The next time I met with my client I told her the story of my friend. I wanted to make sure she had a very clear idea of the difference between different Medicare plans, and what that could entail in case of a medical emergency. Assisted living isn’t cheap, I told her. You might save a little money for a few years, but those savings could be wiped out with a single accident.
I could tell the story had a big impact on my client. Together, we decided to rearrange her cash flow over the next year so she could apportion more money to a more comprehensive Medicare plan.
It can be hard to convince clients to spend more money. They often see their advisor as a person whose job is to help them save and grow their wealth, not spend it down. While that’s an important part of my job, another important role I play is helping clients identify and address risk. Sometimes doing that costs money in the short term, but it almost always pays off over time.

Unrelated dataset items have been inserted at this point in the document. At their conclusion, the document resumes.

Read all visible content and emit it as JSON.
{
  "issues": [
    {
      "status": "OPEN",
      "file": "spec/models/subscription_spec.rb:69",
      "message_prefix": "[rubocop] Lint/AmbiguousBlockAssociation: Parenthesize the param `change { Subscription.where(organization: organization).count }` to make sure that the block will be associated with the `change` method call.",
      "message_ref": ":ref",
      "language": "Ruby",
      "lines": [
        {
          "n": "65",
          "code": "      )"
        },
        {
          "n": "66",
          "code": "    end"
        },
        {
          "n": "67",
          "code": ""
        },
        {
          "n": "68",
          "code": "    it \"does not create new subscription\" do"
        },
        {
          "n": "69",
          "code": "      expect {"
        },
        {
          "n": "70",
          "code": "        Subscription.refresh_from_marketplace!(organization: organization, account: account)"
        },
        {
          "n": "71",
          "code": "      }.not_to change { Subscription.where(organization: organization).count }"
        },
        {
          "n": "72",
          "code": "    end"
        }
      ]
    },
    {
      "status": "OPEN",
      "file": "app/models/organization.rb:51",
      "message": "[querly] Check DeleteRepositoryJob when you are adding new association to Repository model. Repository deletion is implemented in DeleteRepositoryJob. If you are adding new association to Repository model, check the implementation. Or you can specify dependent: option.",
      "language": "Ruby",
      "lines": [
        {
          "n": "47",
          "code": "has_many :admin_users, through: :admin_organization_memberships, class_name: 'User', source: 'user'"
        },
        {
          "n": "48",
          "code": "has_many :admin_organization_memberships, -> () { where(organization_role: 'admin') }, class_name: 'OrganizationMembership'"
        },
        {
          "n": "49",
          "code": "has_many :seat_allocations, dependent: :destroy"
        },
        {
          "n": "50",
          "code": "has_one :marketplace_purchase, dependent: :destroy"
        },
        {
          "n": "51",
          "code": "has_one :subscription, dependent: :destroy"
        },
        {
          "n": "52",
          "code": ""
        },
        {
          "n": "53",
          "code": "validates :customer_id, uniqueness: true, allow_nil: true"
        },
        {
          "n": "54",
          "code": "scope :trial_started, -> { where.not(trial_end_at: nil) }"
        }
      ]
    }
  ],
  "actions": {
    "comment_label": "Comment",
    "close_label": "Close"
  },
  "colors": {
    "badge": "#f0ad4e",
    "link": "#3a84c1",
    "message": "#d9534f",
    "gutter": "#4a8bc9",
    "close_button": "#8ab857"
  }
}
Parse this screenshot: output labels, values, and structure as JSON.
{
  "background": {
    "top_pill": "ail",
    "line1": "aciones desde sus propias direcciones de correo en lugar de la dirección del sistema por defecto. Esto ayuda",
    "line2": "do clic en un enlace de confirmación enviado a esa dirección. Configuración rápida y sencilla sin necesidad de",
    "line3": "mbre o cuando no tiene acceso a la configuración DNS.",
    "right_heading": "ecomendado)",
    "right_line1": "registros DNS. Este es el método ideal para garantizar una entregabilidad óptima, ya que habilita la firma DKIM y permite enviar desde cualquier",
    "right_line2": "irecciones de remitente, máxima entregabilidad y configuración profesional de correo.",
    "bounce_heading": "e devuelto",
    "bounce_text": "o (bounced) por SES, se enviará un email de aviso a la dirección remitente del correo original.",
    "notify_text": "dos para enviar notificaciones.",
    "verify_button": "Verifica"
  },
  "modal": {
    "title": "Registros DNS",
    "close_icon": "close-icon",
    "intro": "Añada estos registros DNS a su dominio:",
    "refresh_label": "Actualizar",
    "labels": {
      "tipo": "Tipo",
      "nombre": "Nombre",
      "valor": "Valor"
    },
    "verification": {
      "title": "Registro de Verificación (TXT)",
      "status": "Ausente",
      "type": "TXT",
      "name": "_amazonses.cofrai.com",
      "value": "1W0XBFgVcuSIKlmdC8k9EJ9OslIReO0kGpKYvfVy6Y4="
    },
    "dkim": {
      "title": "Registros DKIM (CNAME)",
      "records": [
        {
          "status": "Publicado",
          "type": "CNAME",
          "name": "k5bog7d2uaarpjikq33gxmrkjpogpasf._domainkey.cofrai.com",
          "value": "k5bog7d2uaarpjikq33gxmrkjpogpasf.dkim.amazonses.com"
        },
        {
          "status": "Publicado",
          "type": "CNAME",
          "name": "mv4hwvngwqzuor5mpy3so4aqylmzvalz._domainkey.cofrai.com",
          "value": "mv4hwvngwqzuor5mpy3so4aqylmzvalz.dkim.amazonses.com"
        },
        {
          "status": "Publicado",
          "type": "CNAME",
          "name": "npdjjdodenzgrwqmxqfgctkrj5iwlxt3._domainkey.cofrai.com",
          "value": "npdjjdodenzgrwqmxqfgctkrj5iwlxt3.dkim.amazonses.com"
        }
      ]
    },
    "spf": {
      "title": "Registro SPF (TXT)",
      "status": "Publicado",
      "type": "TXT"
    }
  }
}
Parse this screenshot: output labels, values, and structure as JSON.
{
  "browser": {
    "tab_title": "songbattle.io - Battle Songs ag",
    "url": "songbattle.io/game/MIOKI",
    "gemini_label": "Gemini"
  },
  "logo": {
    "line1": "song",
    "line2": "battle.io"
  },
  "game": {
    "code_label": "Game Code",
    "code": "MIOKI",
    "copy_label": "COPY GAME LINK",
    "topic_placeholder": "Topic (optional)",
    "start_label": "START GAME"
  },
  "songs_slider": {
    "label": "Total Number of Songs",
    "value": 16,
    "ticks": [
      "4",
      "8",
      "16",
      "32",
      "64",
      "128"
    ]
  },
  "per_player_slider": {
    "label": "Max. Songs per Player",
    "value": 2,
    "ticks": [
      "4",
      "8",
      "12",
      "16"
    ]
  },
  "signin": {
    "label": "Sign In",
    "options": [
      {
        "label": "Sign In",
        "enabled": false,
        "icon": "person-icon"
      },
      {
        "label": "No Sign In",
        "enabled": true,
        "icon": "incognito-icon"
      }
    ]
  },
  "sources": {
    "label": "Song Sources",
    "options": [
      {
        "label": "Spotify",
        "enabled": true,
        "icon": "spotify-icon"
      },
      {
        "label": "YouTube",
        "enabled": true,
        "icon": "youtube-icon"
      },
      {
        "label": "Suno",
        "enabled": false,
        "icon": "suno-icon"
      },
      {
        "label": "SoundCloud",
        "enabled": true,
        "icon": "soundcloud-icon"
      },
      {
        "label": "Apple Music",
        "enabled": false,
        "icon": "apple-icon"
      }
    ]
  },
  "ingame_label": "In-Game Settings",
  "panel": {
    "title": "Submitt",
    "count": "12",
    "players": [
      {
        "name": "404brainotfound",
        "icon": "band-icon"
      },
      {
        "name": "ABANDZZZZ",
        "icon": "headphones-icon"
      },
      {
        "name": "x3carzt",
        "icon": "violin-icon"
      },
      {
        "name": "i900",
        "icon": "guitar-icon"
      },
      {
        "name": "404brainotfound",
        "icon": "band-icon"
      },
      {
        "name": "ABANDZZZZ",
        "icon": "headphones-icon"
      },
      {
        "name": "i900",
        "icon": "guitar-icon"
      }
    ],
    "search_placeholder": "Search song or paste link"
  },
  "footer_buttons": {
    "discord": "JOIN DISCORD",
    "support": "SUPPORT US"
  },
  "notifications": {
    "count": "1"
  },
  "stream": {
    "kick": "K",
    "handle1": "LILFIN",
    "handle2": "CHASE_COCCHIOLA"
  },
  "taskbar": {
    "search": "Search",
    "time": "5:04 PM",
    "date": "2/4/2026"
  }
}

Still, just explaining this to clients isn’t always enough. It wasn’t until I told the story of my older friend that my new client began to fully understand the implications of sticking with a skimpy health plan.
You can give clients all the information you want, and even present them with hypotheticals to illustrate the ramifications of potential choices. But when you tell them the story of someone in a similar situation — especially if that person is someone you know and care about — they’re able to internalize that information and really take it to heart.